I’ve been around Linux and UNIX for quite some time and one thing that has always piqued my interests is debugging broken software. Bryan Cantrill made some excellent points on why postmortem debugging is needed at DOCKERCON and the following video is a must watch:
His points on restarting a broken container w/o root causing the source of the failure is SPOT ON! I also love his mad cow analogy. I’ve had the same mind set since I started managing infrastructure and I find the whole root cause process exciting and fun. Who doesn’t love looking at backtraces, registers and memory on the stack and heap?!!?! Most admins I’ve met like debugging but they dread seeing the following:
$ ./badproc
Segmentation fault (core dumped) ./badproc
I on the other hand start to drool when a piece of software I manage (but didn’t write) encounters a fatal condition that leads to its demise. If I can’t locate a bug report with a fix I’ll grab a cup of coffee, ensure debugging symbols are present and fire up gdb to root cause the failure. My first experience root causing a segmentation violation was with snort. This was an extremely valuable learning experience and at the time the Internet had limited resources explaining stack layouts, memory organization and how gdb can be used to locate problems.

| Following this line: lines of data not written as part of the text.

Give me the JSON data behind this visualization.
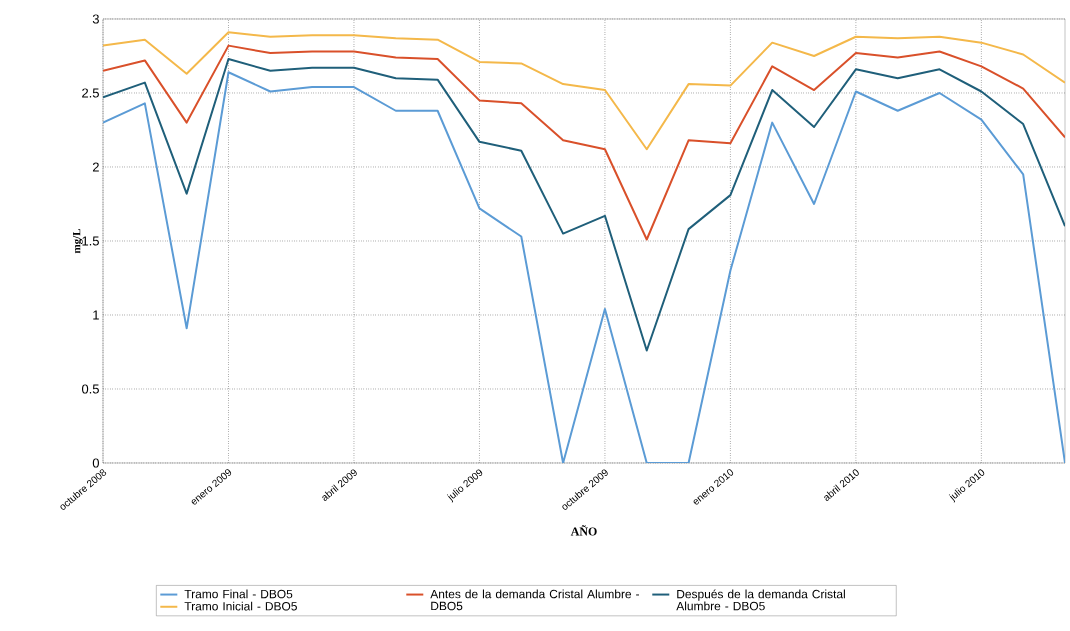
{
  "chart_data": {
    "type": "line",
    "xlabel": "AÑO",
    "ylabel": "mg/L",
    "x": [
      "2008-10",
      "2008-11",
      "2008-12",
      "2009-01",
      "2009-02",
      "2009-03",
      "2009-04",
      "2009-05",
      "2009-06",
      "2009-07",
      "2009-08",
      "2009-09",
      "2009-10",
      "2009-11",
      "2009-12",
      "2010-01",
      "2010-02",
      "2010-03",
      "2010-04",
      "2010-05",
      "2010-06",
      "2010-07",
      "2010-08",
      "2010-09"
    ],
    "series": [
      {
        "name": "Tramo Final - DBO5",
        "color": "#5b9bd5",
        "values": [
          2.3,
          2.43,
          0.91,
          2.64,
          2.51,
          2.54,
          2.54,
          2.38,
          2.38,
          1.72,
          1.53,
          0.0,
          1.04,
          0.0,
          0.0,
          1.3,
          2.3,
          1.75,
          2.51,
          2.38,
          2.5,
          2.32,
          1.95,
          0.0
        ]
      },
      {
        "name": "Antes de la demanda Cristal Alumbre - DBO5",
        "color": "#d9502a",
        "values": [
          2.65,
          2.72,
          2.3,
          2.82,
          2.77,
          2.78,
          2.78,
          2.74,
          2.73,
          2.45,
          2.43,
          2.18,
          2.12,
          1.51,
          2.18,
          2.16,
          2.68,
          2.52,
          2.77,
          2.74,
          2.78,
          2.68,
          2.53,
          2.2
        ]
      },
      {
        "name": "Después de la demanda Cristal Alumbre - DBO5",
        "color": "#1f5f7a",
        "values": [
          2.47,
          2.57,
          1.82,
          2.73,
          2.65,
          2.67,
          2.67,
          2.6,
          2.59,
          2.17,
          2.11,
          1.55,
          1.67,
          0.76,
          1.58,
          1.81,
          2.52,
          2.27,
          2.66,
          2.6,
          2.66,
          2.51,
          2.29,
          1.6
        ]
      },
      {
        "name": "Tramo Inicial - DBO5",
        "color": "#f4b84a",
        "values": [
          2.82,
          2.86,
          2.63,
          2.91,
          2.88,
          2.89,
          2.89,
          2.87,
          2.86,
          2.71,
          2.7,
          2.56,
          2.52,
          2.12,
          2.56,
          2.55,
          2.84,
          2.75,
          2.88,
          2.87,
          2.88,
          2.84,
          2.76,
          2.57
        ]
      }
    ],
    "xlim": [
      "2008-10",
      "2010-09"
    ],
    "xticks": [
      {
        "value": "2008-10",
        "label": "octubre 2008"
      },
      {
        "value": "2009-01",
        "label": "enero 2009"
      },
      {
        "value": "2009-04",
        "label": "abril 2009"
      },
      {
        "value": "2009-07",
        "label": "julio 2009"
      },
      {
        "value": "2009-10",
        "label": "octubre 2009"
      },
      {
        "value": "2010-01",
        "label": "enero 2010"
      },
      {
        "value": "2010-04",
        "label": "abril 2010"
      },
      {
        "value": "2010-07",
        "label": "julio 2010"
      }
    ],
    "ylim": [
      0,
      3
    ],
    "yticks": [
      0,
      0.5,
      1,
      1.5,
      2,
      2.5,
      3
    ],
    "grid": true,
    "legend": "bottom"
  }
}
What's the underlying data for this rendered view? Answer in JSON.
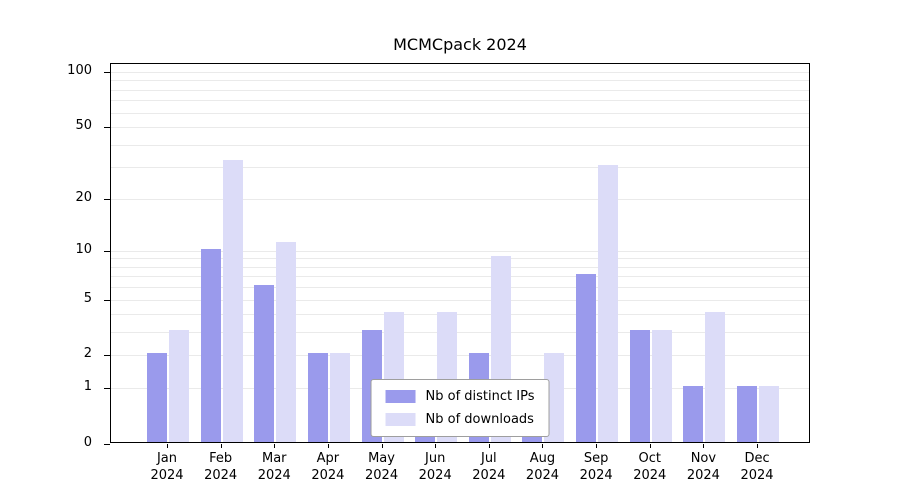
{
  "title": "MCMCpack 2024",
  "chart_data": {
    "type": "bar",
    "title": "MCMCpack 2024",
    "categories": [
      "Jan",
      "Feb",
      "Mar",
      "Apr",
      "May",
      "Jun",
      "Jul",
      "Aug",
      "Sep",
      "Oct",
      "Nov",
      "Dec"
    ],
    "x_year": "2024",
    "series": [
      {
        "name": "Nb of distinct IPs",
        "color": "#9a9aec",
        "values": [
          2,
          10,
          6,
          2,
          3,
          1,
          2,
          1,
          7,
          3,
          1,
          1
        ]
      },
      {
        "name": "Nb of downloads",
        "color": "#dcdcf8",
        "values": [
          3,
          32,
          11,
          2,
          4,
          4,
          9,
          2,
          30,
          3,
          4,
          1
        ]
      }
    ],
    "yticks": [
      0,
      1,
      2,
      5,
      10,
      20,
      50,
      100
    ],
    "minor_gridlines": [
      1,
      2,
      3,
      4,
      5,
      6,
      7,
      8,
      9,
      10,
      20,
      30,
      40,
      50,
      60,
      70,
      80,
      90,
      100
    ],
    "scale": "log1p",
    "ylim": [
      0,
      100
    ],
    "grid": "on",
    "legend_position": "bottom-center",
    "xlabel": "",
    "ylabel": ""
  }
}
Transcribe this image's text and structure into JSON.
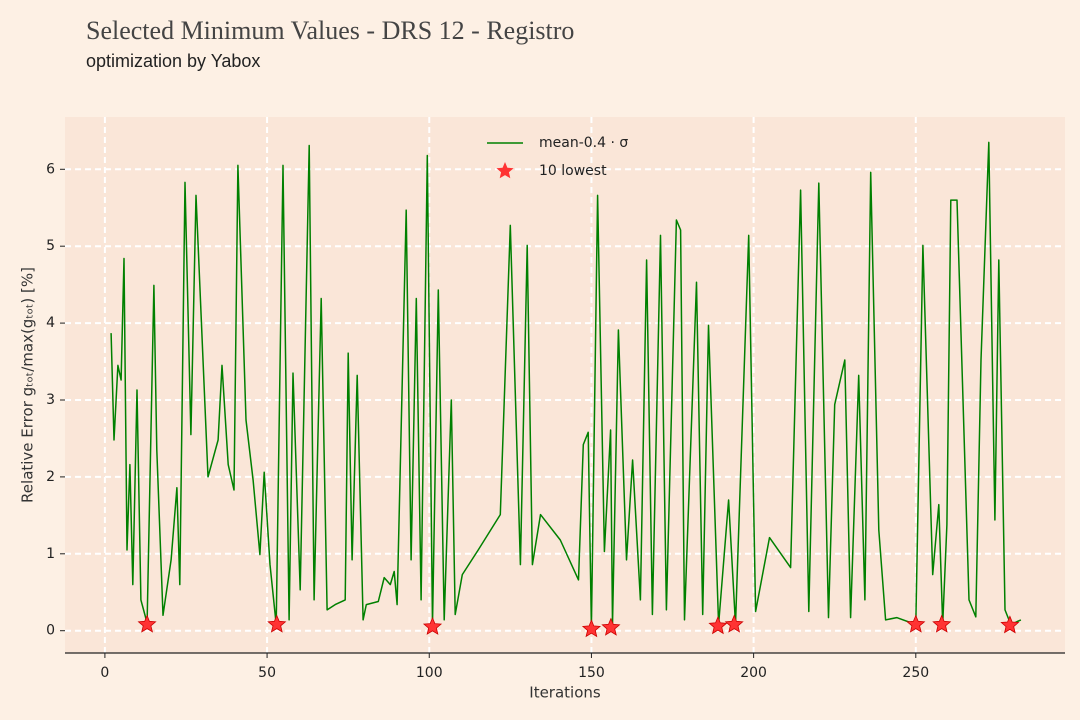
{
  "chart_data": {
    "type": "line",
    "title": "Selected Minimum Values - DRS 12 - Registro",
    "subtitle": "optimization by Yabox",
    "x_label": "Iterations",
    "y_label": "Relative Error gₜₒₜ/max(gₜₒₜ) [%]",
    "xlim": [
      -12.3,
      296
    ],
    "ylim": [
      -0.29,
      6.68
    ],
    "xticks": [
      0,
      50,
      100,
      150,
      200,
      250
    ],
    "yticks": [
      0,
      1,
      2,
      3,
      4,
      5,
      6
    ],
    "grid": true,
    "legend": "upper center",
    "series": [
      {
        "name": "mean-0.4 · σ",
        "color": "#008000",
        "type": "line",
        "x": [
          1.9,
          2.8,
          4,
          5,
          5.9,
          6.8,
          7.7,
          8.6,
          9.9,
          11.1,
          13,
          15.1,
          16,
          17.9,
          20.4,
          22.2,
          23.1,
          24.7,
          26.5,
          28.1,
          31.8,
          34.9,
          36.1,
          38,
          39.8,
          41,
          43.5,
          45.7,
          47.8,
          49.1,
          50.9,
          52.8,
          54.9,
          56.8,
          58,
          60.2,
          63,
          64.5,
          66.7,
          68.5,
          71,
          74.1,
          75,
          76.2,
          77.8,
          79.6,
          80.6,
          84.3,
          86.1,
          88,
          89.2,
          90.1,
          92.9,
          94.4,
          96,
          97.5,
          99.4,
          101,
          102.8,
          104.6,
          106.8,
          108,
          110.2,
          115.1,
          121.9,
          125,
          128.1,
          130.2,
          131.8,
          134.3,
          140.4,
          146,
          147.5,
          149,
          150,
          151.9,
          154,
          155.9,
          156.5,
          158.3,
          160.8,
          162.7,
          165.1,
          167,
          168.8,
          171.3,
          173.1,
          176.2,
          177.5,
          178.7,
          182.4,
          184.3,
          186.1,
          189.2,
          192.3,
          194.4,
          198.5,
          200.6,
          204.9,
          211.4,
          214.5,
          217,
          220.1,
          223.1,
          225,
          228.1,
          229.9,
          232.4,
          234.3,
          236.1,
          238.6,
          240.7,
          244.1,
          250,
          252.2,
          255.2,
          257.1,
          258.3,
          259.6,
          260.8,
          262.7,
          266.4,
          268.5,
          270.1,
          272.5,
          274.4,
          275.6,
          277.5,
          279.3,
          282.4
        ],
        "values": [
          3.87,
          2.48,
          3.45,
          3.26,
          4.84,
          1.05,
          2.16,
          0.6,
          3.13,
          0.4,
          0.1,
          4.49,
          2.35,
          0.2,
          0.92,
          1.86,
          0.6,
          5.83,
          2.55,
          5.66,
          2.0,
          2.48,
          3.45,
          2.16,
          1.83,
          6.05,
          2.74,
          1.96,
          0.99,
          2.06,
          0.86,
          0.08,
          6.05,
          0.14,
          3.35,
          0.53,
          6.31,
          0.4,
          4.32,
          0.27,
          0.34,
          0.4,
          3.61,
          0.92,
          3.32,
          0.14,
          0.34,
          0.38,
          0.69,
          0.6,
          0.77,
          0.34,
          5.47,
          0.92,
          4.32,
          0.4,
          6.18,
          0.08,
          4.43,
          0.14,
          3.0,
          0.21,
          0.73,
          1.05,
          1.51,
          5.27,
          0.86,
          5.01,
          0.86,
          1.51,
          1.18,
          0.66,
          2.42,
          2.58,
          0.04,
          5.66,
          1.03,
          2.61,
          0.08,
          3.91,
          0.92,
          2.22,
          0.4,
          4.82,
          0.21,
          5.14,
          0.27,
          5.34,
          5.21,
          0.14,
          4.53,
          0.21,
          3.97,
          0.08,
          1.7,
          0.08,
          5.14,
          0.25,
          1.21,
          0.82,
          5.73,
          0.25,
          5.82,
          0.17,
          2.94,
          3.52,
          0.17,
          3.32,
          0.4,
          5.96,
          1.31,
          0.14,
          0.17,
          0.08,
          5.01,
          0.73,
          1.64,
          0.08,
          1.38,
          5.6,
          5.6,
          0.4,
          0.18,
          3.52,
          6.35,
          1.44,
          4.82,
          0.27,
          0.08,
          0.14
        ]
      },
      {
        "name": "10 lowest",
        "color": "#ff3333",
        "type": "scatter",
        "x": [
          13,
          53,
          101,
          150,
          156,
          189,
          194,
          250,
          258,
          279
        ],
        "values": [
          0.08,
          0.08,
          0.05,
          0.02,
          0.04,
          0.06,
          0.08,
          0.08,
          0.08,
          0.07
        ]
      }
    ]
  }
}
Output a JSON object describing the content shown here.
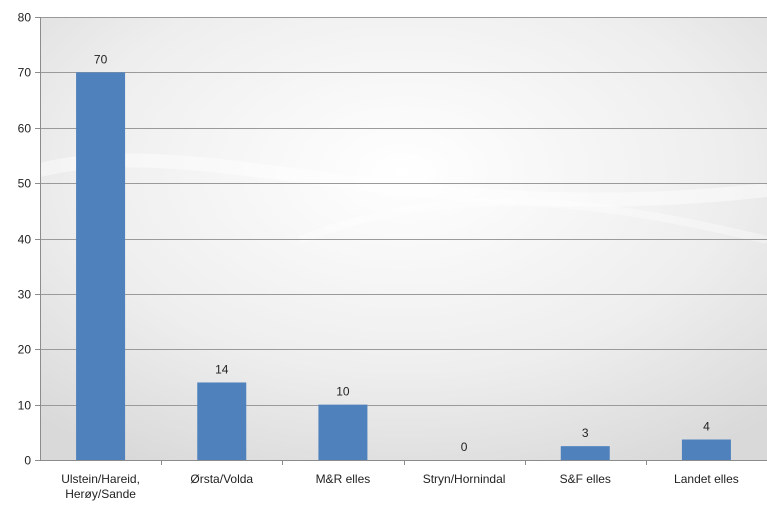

Now that conferences and individuals are posting high quality material to Youtube two clicks will get you access to amazing gdb resources like this (all three videos are definitely worth watching):
We also have access to step-by-step software debugging guides like the one Brendan Gregg posted to his blog last year. This coming weekend I will be immersing myself in another epic debugging session and I can’t wait to see what I find (and learn). We all need to learn to embrace the unhappy signals that take down our applications. You learn a TON by doing so and make the opensource world better at the same time.